Question

After covering a distance of $30km$ with a uniform speed there is some defect in a train engine and therefore its speed is reduced to $\frac{4}{5}$ of its original speed. Consequently the train reaches its destination late by $45$ minutes. Had it happened after covering $18$ kilometers more the train would have reached $9$ minutes earlier, find the speed of the train and the distance of journey.

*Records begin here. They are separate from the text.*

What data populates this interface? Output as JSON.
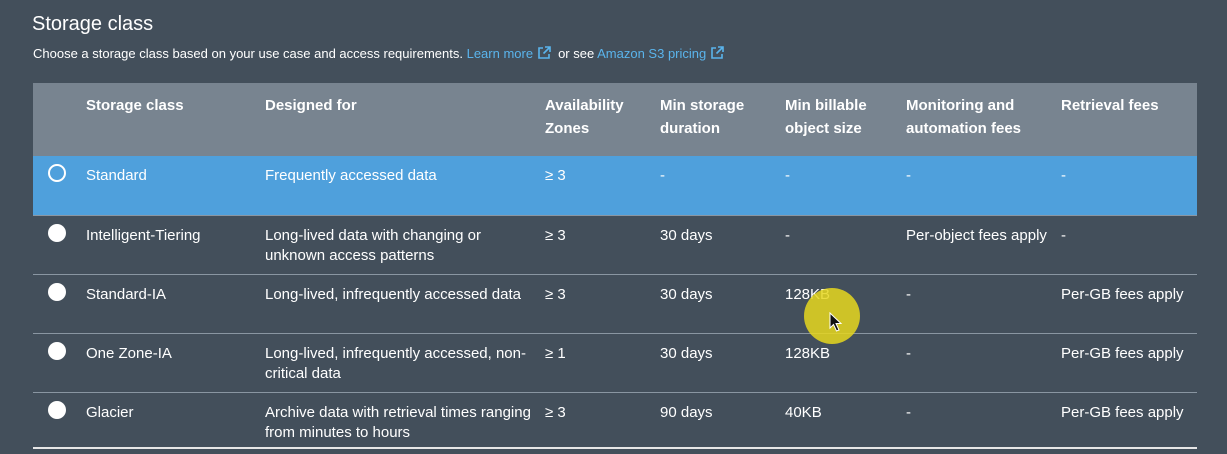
{
  "section": {
    "title": "Storage class",
    "description": "Choose a storage class based on your use case and access requirements.",
    "learn_more": "Learn more",
    "or_see": "or see",
    "pricing_link": "Amazon S3 pricing"
  },
  "table": {
    "headers": {
      "storage_class": "Storage class",
      "designed_for": "Designed for",
      "az_line1": "Availability",
      "az_line2": "Zones",
      "min_storage_line1": "Min storage",
      "min_storage_line2": "duration",
      "min_billable_line1": "Min billable",
      "min_billable_line2": "object size",
      "monitoring_line1": "Monitoring and",
      "monitoring_line2": "automation fees",
      "retrieval": "Retrieval fees"
    },
    "rows": [
      {
        "selected": true,
        "storage_class": "Standard",
        "designed_for": "Frequently accessed data",
        "az": "≥ 3",
        "min_storage": "-",
        "min_billable": "-",
        "monitoring": "-",
        "retrieval": "-"
      },
      {
        "selected": false,
        "storage_class": "Intelligent-Tiering",
        "designed_for": "Long-lived data with changing or unknown access patterns",
        "az": "≥ 3",
        "min_storage": "30 days",
        "min_billable": "-",
        "monitoring": "Per-object fees apply",
        "retrieval": "-"
      },
      {
        "selected": false,
        "storage_class": "Standard-IA",
        "designed_for": "Long-lived, infrequently accessed data",
        "az": "≥ 3",
        "min_storage": "30 days",
        "min_billable": "128KB",
        "monitoring": "-",
        "retrieval": "Per-GB fees apply"
      },
      {
        "selected": false,
        "storage_class": "One Zone-IA",
        "designed_for": "Long-lived, infrequently accessed, non-critical data",
        "az": "≥ 1",
        "min_storage": "30 days",
        "min_billable": "128KB",
        "monitoring": "-",
        "retrieval": "Per-GB fees apply"
      },
      {
        "selected": false,
        "storage_class": "Glacier",
        "designed_for": "Archive data with retrieval times ranging from minutes to hours",
        "az": "≥ 3",
        "min_storage": "90 days",
        "min_billable": "40KB",
        "monitoring": "-",
        "retrieval": "Per-GB fees apply"
      }
    ]
  },
  "colors": {
    "background": "#434f5b",
    "header_bg": "#788490",
    "selected_row": "#4fa0dc",
    "link": "#5ab4ec",
    "cursor_highlight": "#e6d71e"
  },
  "icons": {
    "external_link": "external-link-icon",
    "radio": "radio-button",
    "cursor": "mouse-pointer-icon"
  }
}
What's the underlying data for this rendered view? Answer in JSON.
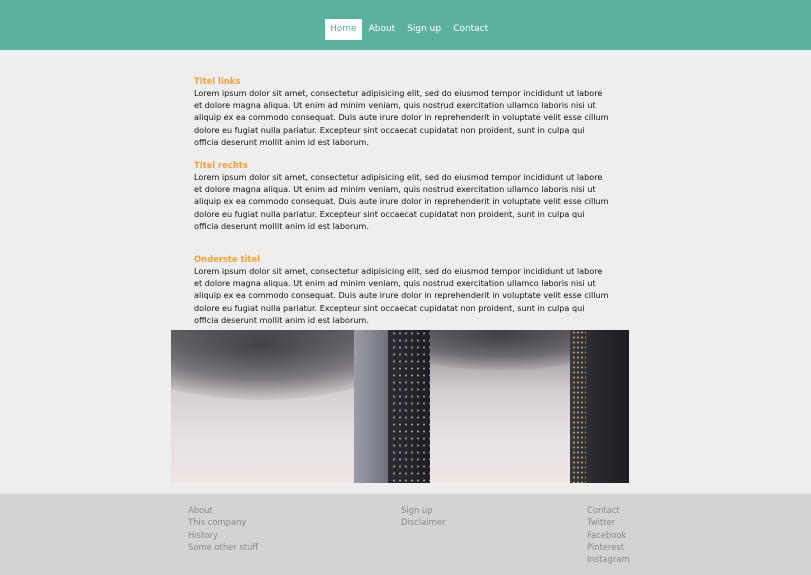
{
  "nav": {
    "items": [
      {
        "label": "Home"
      },
      {
        "label": "About"
      },
      {
        "label": "Sign up"
      },
      {
        "label": "Contact"
      }
    ]
  },
  "sections": [
    {
      "title": "Titel links",
      "body": "Lorem ipsum dolor sit amet, consectetur adipisicing elit, sed do eiusmod tempor incididunt ut labore et dolore magna aliqua. Ut enim ad minim veniam, quis nostrud exercitation ullamco laboris nisi ut aliquip ex ea commodo consequat. Duis aute irure dolor in reprehenderit in voluptate velit esse cillum dolore eu fugiat nulla pariatur. Excepteur sint occaecat cupidatat non proident, sunt in culpa qui officia deserunt mollit anim id est laborum."
    },
    {
      "title": "Titel rechts",
      "body": "Lorem ipsum dolor sit amet, consectetur adipisicing elit, sed do eiusmod tempor incididunt ut labore et dolore magna aliqua. Ut enim ad minim veniam, quis nostrud exercitation ullamco laboris nisi ut aliquip ex ea commodo consequat. Duis aute irure dolor in reprehenderit in voluptate velit esse cillum dolore eu fugiat nulla pariatur. Excepteur sint occaecat cupidatat non proident, sunt in culpa qui officia deserunt mollit anim id est laborum."
    },
    {
      "title": "Onderste titel",
      "body": "Lorem ipsum dolor sit amet, consectetur adipisicing elit, sed do eiusmod tempor incididunt ut labore et dolore magna aliqua. Ut enim ad minim veniam, quis nostrud exercitation ullamco laboris nisi ut aliquip ex ea commodo consequat. Duis aute irure dolor in reprehenderit in voluptate velit esse cillum dolore eu fugiat nulla pariatur. Excepteur sint occaecat cupidatat non proident, sunt in culpa qui officia deserunt mollit anim id est laborum."
    }
  ],
  "footer": {
    "col1": [
      "About",
      "This company",
      "History",
      "Some other stuff"
    ],
    "col2": [
      "Sign up",
      "Disclaimer"
    ],
    "col3": [
      "Contact",
      "Twitter",
      "Facebook",
      "Pinterest",
      "Instagram"
    ]
  },
  "colors": {
    "header": "#5bb09e",
    "accent": "#f4a13a",
    "background": "#eeeeee",
    "footer": "#d3d3d3"
  }
}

• A. Speed $=40km/hr$, Distance $=160km$
• B. Speed $=20km/hr$, Distance $=100km$
• C. Speed $=30km/hr$, Distance $=120km$
• D. Speed $=35km/hr$, Distance $=140km$

Answer 1

The correct option is C Speed $=30km/hr$, Distance $=120km$

Let $d$ be the total distance (in km) covered by the train, $t$ be the total time taken by the train to reach it's destination with original speed and $x$ be the original speed (in km/hr) of the train.

$t=\frac{d}{x}$

As the train covered the distance of $30km$ by its original speed

The time taken by the train to cover first $30km=\frac{30}{x}$

After covering $30km,$ the speed of the train reduced to $\frac{4}{5}$ of its original speed.

$\therefore$ the reduced speed of train $=\frac{4}{5}x$ km/hr

As the train covered the distance of $30km$ by its original speed,

distance covered by the train with reduced speed $=(d-30)km$

$\therefore$ time taken by train to cover the distance of $(d-30)km=\frac{(d-30)}{\frac{4}{5}x}$

Given that the train reaches its destination late by $45$ minutes.

$\Rightarrow \text{45 minutes}=\frac{45}{60}hr=\frac{3}{4}hr$

$\therefore$ Time taken by the train for first $30$ km $+$ time taken by the train for rest of the distance $=(t+\frac{3}{4})$ hr

$\Rightarrow \frac{30}{x}+\frac{(d-30)}{\frac{4}{5}x}=t+\frac{3}{4}$

$\Rightarrow \frac{30}{x}+\frac{(d-30)}{\frac{4}{5}x}=\frac{d}{x}+\frac{3}{4}$

$\Rightarrow d-3x=30$ ......... $\left(i\right)$

If the speed of train reduced after covering $18$ kms more, the train would have reached $9$ minutes earlier.

$\Rightarrow \text{9 minutes}=\frac{9}{60}hr$

In that case:

Total time taken by the train to reach the destination $=t+\frac{3}{4}-\frac{9}{60}$

Distance covered by the train with original speed $=30+18=48$ km

Time taken by the train to cover those $48km=\frac{48}{x}$

distance covered by the train with reduced speed $=(d-48)$ km

$\therefore$ time taken by train to cover the distance of $(d-48)$ km $=\frac{(d-48)}{\frac{4}{5}x}$

$\therefore$ Time taken by the train for first $48$ km $+$ time taken by the train for rest of the distance $=(t+\frac{3}{4}-\frac{9}{60})$ hr

$\Rightarrow$ time taken by the train for first 48 km + time taken by the train for rest of the distance $=(t+\frac{36}{60})$ hr

$\Rightarrow \frac{48}{x}+\frac{(d-48)}{\frac{4}{5}x}=t+\frac{36}{60}$

$\Rightarrow \frac{48}{x}+\frac{(d-48)}{\frac{4}{5}x}=\frac{d}{x}+\frac{36}{60}$

$\Rightarrow 5d-12x=240$ ....... $\left(ii\right)$

Multiplying ${eq}^n\left(i\right)$ by $5,$ we have

$5d-15x=150$ ......... $\left(iii\right)$

Subtracting $\left(iii\right)$ from $\left(ii\right)$, we have

$5d-12x-(5d-15x)=240-150$

$\Rightarrow 5d-12x-5d+15x=90$

$\Rightarrow 3x=90$

$\Rightarrow x=30$

$\therefore$ speed of the train $=30$ km/hr

Substituting the value of $x$ in ${eq}^n\left(i\right)$, we have

$d-3\times 30=30$

$\Rightarrow d=120$

$\therefore$ Distance covered by the train $=120$ km